Should I be investing in Bitcoin?
- social1605
- Jan 11, 2022
- 3 min read
Updated: Jan 13, 2022

Image Source: Moneycontrol
It’s a great question, although revealing an answer depends more upon other factors – mostly surrounding you and your circumstances. It’s not the Bitcoin itself whatever that is. So, let’s start there.
Bitcoins are blocks of super secure data with no intrinsic value yet are treated like money. Money, let’s be clear, can be anything you want it to be although commonly suggests any unit of tradable or storage of value. Rather like those heavy limestone discs of Micronesia. They too are accepted as units a value, can be traded, and, just like Bitcoin, don’t have to be relocated when adopted by a new owner. They differ substantially in weight although the stone money of Yap possesses a central hole which helps with the physical transportation issue if needed.
So, money doesn’t need to have tangible intrinsic value although could have been with tokens shaped from gold or silver. They could be physically snipped into parts for proportionate worth. When transported in bulk, however, these coins were heavy and an obvious target for robbery. Promissory notes were introduced in lieu and backed up by gold reserves more securely held by a central bank. Again, there was no intrinsic value in the mix of wood and fibrous cotton notes, yet were readily accepted.
After a time, Governments worked out they didn’t need the gold reserves to back up the bank notes; they could simply declare or impose a legal tender. Fiat money. No tangibility required and no intrinsic value yet something with tradable value. Which neatly circles back to Bitcoin.
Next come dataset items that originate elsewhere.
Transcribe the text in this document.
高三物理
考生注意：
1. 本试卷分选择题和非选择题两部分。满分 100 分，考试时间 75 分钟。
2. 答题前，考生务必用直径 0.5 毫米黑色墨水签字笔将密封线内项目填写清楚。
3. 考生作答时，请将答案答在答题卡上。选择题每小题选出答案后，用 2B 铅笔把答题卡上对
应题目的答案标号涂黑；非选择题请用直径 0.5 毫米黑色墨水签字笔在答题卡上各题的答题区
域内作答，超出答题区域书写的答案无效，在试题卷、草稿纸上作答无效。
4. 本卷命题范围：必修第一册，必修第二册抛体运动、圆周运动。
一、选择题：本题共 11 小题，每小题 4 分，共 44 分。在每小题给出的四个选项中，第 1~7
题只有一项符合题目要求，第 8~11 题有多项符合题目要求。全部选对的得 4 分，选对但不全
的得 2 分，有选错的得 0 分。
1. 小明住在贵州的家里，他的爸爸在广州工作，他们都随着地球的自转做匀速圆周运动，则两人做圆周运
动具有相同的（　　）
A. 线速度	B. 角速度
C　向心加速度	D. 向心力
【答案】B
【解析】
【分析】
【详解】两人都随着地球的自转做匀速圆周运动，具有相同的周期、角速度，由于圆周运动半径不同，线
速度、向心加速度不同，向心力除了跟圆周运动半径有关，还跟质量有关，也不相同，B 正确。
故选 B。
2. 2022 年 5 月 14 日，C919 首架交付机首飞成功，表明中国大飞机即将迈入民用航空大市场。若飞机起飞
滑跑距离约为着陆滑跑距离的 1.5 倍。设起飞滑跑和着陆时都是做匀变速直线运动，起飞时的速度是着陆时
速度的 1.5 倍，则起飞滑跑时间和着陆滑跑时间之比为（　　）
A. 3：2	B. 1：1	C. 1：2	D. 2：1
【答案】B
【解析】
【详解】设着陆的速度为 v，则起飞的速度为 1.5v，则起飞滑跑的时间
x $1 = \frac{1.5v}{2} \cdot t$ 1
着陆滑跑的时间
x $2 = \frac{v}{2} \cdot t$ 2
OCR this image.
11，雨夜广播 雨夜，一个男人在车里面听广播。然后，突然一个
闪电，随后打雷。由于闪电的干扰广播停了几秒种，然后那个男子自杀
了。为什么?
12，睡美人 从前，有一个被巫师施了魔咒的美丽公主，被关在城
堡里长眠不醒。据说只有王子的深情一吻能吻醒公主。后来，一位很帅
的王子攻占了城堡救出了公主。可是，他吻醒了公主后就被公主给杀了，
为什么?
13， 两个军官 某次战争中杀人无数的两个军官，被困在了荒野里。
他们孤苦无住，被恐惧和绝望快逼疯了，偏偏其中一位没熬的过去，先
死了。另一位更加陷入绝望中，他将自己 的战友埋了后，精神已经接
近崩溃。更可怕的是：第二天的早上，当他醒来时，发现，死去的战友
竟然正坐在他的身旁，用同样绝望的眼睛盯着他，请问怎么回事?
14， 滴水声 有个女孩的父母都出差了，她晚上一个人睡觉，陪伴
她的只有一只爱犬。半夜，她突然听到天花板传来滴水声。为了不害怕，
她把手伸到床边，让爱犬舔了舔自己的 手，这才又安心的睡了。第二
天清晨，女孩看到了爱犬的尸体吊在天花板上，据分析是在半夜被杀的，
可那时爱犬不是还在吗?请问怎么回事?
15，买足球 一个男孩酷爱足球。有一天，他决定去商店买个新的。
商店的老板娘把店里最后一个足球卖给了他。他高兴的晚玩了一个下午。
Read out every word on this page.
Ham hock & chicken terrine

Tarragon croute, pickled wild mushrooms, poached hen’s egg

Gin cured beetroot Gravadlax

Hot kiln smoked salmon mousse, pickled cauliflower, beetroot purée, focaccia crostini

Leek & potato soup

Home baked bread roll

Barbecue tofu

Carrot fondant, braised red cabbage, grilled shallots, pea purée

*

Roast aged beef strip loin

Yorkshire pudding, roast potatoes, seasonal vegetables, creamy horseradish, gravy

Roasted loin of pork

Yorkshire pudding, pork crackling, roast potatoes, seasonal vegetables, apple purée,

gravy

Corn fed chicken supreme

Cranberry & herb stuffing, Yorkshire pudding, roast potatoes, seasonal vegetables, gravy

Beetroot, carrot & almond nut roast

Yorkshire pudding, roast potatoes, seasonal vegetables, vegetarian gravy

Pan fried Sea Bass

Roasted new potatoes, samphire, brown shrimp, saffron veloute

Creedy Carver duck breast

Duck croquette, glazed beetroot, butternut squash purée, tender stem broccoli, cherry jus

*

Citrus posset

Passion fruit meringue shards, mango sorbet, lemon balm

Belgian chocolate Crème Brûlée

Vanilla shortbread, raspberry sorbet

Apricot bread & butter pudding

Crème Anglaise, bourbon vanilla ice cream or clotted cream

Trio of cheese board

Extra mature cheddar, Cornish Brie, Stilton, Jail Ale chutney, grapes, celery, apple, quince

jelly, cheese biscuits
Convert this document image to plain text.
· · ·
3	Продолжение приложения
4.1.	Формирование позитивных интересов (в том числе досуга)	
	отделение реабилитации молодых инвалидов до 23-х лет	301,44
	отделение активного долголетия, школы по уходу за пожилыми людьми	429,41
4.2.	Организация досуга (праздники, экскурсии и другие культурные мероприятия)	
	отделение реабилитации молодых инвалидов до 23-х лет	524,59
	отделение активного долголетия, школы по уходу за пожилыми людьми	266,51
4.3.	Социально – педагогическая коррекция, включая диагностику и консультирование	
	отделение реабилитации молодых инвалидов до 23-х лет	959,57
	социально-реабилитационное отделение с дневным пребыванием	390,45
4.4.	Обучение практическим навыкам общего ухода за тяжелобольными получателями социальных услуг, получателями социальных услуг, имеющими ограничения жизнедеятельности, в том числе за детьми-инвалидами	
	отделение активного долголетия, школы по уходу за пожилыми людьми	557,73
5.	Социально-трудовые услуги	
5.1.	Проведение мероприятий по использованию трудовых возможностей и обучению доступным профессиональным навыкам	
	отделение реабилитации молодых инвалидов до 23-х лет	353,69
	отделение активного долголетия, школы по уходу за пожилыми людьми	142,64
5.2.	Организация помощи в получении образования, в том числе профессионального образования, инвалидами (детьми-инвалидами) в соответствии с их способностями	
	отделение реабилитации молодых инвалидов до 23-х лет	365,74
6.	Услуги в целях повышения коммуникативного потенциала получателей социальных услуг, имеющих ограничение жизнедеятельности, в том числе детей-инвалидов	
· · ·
A peer-to-peer electronic cash system underpinned by decentralised blockchain technology. Unlike the pound, Dollar or Euro in your pocket, the centralised powers of monetary policy don’t apply in this independently minded digital universe. It’s become a very attractive form of money.
So, should you be investing in Bitcoin?
That answer, let us remind ourselves, depends more on you, your circumstances, and your financial ambitions than the crypto currency itself. It functions rather well as a unit of tradable value and will continue to do so just so long as people, that’s us, continue to accept it as such. The intangibility aspect, historically evidenced, simply doesn’t matter.
It’s very volatile though. If you accept Bitcoin as a payment, you can’t truly know how much you are being paid next week or what that will be worth next month. Its value fluctuates in a way that more traditional currencies don’t. News articles from the October 2021 era referenced the single unit of Bitcoin then surpassing $63,000. As I write in January 2022, it’s trading just short of $43,000. As you read today, what’s it become now?
Then again, does a trading value of €40,000 matter overly when you bought it at $400 when it was less widely known? Now in the spotlight, it matters greatly today if you paid $60,000 last October. The 1/3rd loss now demands a 50% growth - just to break even. As for any investment, it matters more what you originally paid, than what it’s worth today. Even then, the eternal question arises of should I sell or run with it?
The merits of Bitcoin reference you. You, your circumstances, and your past purchasing decisions, rather than Bitcoin itself. It is what it is and will continue to fluctuate in a way that is unconcerned about you.
Turning to circumstance, if it’s stability in your retirement years you’re looking for, then going all-in almost certainly isn’t the way to go. Then again, if you wanted to speculate or to diversify with a little corner of your wider investments, or to diversify in an alternative asset class, then perhaps it could just be a plan - or not! If you’re unattached, 30-something and of that particular mindset, don’t mind losing everything, then what the hell. Again, it’s more on you than the digital currency world where many other varieties lurk as alternatives.
Like Ethereum presently trading nearer $500 a unit or Ripple where the price of each token is in the region of $0.50 although there are an awful lot of them out there? Or Dogecoin which started out as an online joke referencing a popular internet meme. It’s the favoured currency of the Japanese Shiba Inu dog!
Digital currencies can be a fun thing to own in a way a doughnut shaped chunk of limestone on the island of Yap isn’t. Any fundamental analysis or researched investment strategy is always a plan although an introspective and considered examination of what it might mean to you is usually where you might wish to more successfully invest.